What I Learned from the woods

I went to the woods because I wished to live deliberately, to front only the essential facts of life, and see if I could not learn what it had to teach, and not, when I came to die, discover that I had not lived.

Henry David Thoreau
We did not go to the woods for such esoteric reasons. We went to the woods sixteen years ago because we needed more space, and the house happened to be adjacent to a woods.

Over time I came to realize that this was not our property; we were just interlopers here. The place is populated with a variety of critters, some seen and some unseen. But we know they are here. And they know we are here.

Take the ground hogs (please). We have yet to catch one that we frequently see sunning in the afternoons on the side lawn. We found the entrance to his lair and closed it off; it remains closed. That probably means he has just found another route into his secret hideaway.

One evening I opened the back door to our deck and heard a squeal and saw a furball run directly past me. I got a glimpse. It was Mr. Groundhog, who apparently did not like the proximity. I deduced that perhaps this is why they are called groundhogs, because they do squeal like pigs.

We have a trap used for the various beasts, but we humanely relocate them to a Animal Witness Protection Program (the Isaac Walton League grounds five miles away.)

Last summer we caught something and it was the oddest looking thing we've ever seen. Gray with a very pointy nose. We've spotted red foxes in our yard, but this was gray. I sent a picture to our county extension agent, speculating that it was a rare gray fox. They are still laughing about the half-blind woman in the county who was unable to recognize a young raccoon, or the "highly unusual gray-striped fox" as the agent called it.

Be gone with him! Two years in a row we had raccoons get into our attic--the second year the coon made sport with our thirty-five year old roof and we had to replace it quickly. Initially we had to cover it with a large blue tarp because he did damage so quickly.

Most of the country is still overpopulated with white tail deer and our neighborhood is no exception. Until we built a fence across the back of our property, anywhere from four to seven deer crossed our yard after sunset each night, during every season. It seems our fence has only rerouted the inevitable, a neighbor complained to us that they have now found his garden and are having their evening appetizers on their travels through his yard.

When we still had an outdoor cat, I opened the back door one evening to fill his bowl. Eating the remains of Tiger's breakfast was a nice fat opossum, three feet from my screened door. Apparently Tiger's bowl needed to be refilled daily, because the mistress of the house wasn't smart enough to figure out that one little outside kitty was not eating all that food.

We've had the occasional large turtle. At our former home a mile from here, Beloved Husband was mowing the lawn and found a snapping turtle with a shell about a foot in diameter near the fence.

Rabbits show up occasionally. And we are blessed with birds, which we feed both in the back and front of the house.

Our neighbors have contributed to this zoo, with various dogs of all sizes and temperament (I think the common breed is Crotch Rocket because that's where they go to).

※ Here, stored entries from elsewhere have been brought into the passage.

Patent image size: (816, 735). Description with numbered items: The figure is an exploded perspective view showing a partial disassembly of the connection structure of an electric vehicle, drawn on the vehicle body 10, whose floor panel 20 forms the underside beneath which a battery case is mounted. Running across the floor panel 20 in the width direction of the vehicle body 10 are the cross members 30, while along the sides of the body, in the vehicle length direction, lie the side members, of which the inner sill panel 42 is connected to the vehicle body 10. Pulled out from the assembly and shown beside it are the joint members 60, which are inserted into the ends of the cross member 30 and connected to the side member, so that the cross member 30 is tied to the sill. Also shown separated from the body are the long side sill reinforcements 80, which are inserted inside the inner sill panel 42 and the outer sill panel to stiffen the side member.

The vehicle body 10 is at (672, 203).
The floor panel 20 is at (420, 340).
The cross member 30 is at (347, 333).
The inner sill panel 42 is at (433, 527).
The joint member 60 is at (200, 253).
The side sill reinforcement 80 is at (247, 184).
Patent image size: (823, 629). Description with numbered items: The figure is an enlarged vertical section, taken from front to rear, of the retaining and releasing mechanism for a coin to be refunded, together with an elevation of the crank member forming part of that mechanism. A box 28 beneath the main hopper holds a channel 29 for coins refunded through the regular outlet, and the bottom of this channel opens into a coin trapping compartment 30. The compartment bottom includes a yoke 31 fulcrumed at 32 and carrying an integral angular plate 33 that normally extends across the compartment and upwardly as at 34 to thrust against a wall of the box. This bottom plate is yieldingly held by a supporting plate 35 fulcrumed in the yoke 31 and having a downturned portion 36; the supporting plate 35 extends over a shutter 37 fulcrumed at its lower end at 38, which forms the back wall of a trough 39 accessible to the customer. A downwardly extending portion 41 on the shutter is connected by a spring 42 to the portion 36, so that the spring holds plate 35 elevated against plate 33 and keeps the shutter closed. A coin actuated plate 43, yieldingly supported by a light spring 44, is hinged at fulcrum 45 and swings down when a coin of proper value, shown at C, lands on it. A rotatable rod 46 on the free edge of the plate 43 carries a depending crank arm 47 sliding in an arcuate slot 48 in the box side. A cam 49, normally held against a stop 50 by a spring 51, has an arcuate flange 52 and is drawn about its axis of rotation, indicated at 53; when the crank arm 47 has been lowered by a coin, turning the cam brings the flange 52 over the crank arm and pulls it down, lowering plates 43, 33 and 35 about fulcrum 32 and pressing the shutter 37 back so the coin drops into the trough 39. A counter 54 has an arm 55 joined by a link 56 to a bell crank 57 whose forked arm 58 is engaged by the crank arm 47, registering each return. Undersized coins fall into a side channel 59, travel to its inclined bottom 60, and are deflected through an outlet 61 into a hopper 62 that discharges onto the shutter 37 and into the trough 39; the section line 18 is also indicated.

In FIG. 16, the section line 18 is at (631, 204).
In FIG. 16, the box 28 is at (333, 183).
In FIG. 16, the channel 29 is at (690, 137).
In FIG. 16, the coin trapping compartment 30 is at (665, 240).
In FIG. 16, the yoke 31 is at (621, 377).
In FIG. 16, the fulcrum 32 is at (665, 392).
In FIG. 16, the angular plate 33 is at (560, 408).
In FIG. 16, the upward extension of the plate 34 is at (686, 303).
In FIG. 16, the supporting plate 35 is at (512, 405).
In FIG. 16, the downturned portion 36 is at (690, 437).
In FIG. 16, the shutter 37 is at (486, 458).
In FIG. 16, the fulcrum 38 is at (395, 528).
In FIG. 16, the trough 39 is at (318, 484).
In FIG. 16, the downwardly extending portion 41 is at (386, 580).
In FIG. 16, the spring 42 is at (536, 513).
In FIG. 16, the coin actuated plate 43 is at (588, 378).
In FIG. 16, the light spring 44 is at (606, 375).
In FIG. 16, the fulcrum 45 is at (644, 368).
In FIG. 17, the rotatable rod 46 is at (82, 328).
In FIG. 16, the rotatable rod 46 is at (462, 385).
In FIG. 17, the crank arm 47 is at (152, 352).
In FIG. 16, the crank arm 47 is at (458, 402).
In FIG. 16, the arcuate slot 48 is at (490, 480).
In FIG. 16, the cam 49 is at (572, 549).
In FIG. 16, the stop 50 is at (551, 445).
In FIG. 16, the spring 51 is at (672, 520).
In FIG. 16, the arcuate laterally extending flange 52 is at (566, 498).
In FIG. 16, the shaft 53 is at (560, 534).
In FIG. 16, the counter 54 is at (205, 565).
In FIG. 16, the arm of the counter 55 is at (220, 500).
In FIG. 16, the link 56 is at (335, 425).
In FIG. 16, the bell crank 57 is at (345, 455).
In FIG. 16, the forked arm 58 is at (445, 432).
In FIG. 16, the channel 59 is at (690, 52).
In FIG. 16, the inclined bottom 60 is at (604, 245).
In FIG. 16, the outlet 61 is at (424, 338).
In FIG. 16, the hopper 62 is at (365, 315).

Three houses up the street we have an "urban chicken rancher" who has the world's horniest rooster and six or seven lily white chickens that like to inhabit the middle of the road.

Beloved Husband, who thinks he is very funny, often pauses in the car and yells at them, "Why, why?"

(as in "Why does the chicken cross the road?")

These same neighbors also have peacocks which give the noisy rooster a run for his money. All of them are apparently confused with the time changes because they are making noise round the clock.

In calmer weather, I still enjoy sitting on the deck, though I've considered emulating Granny from "The Beverly Hillbillies" and protecting my turf with a shotgun across my lap. Ya'll come back now.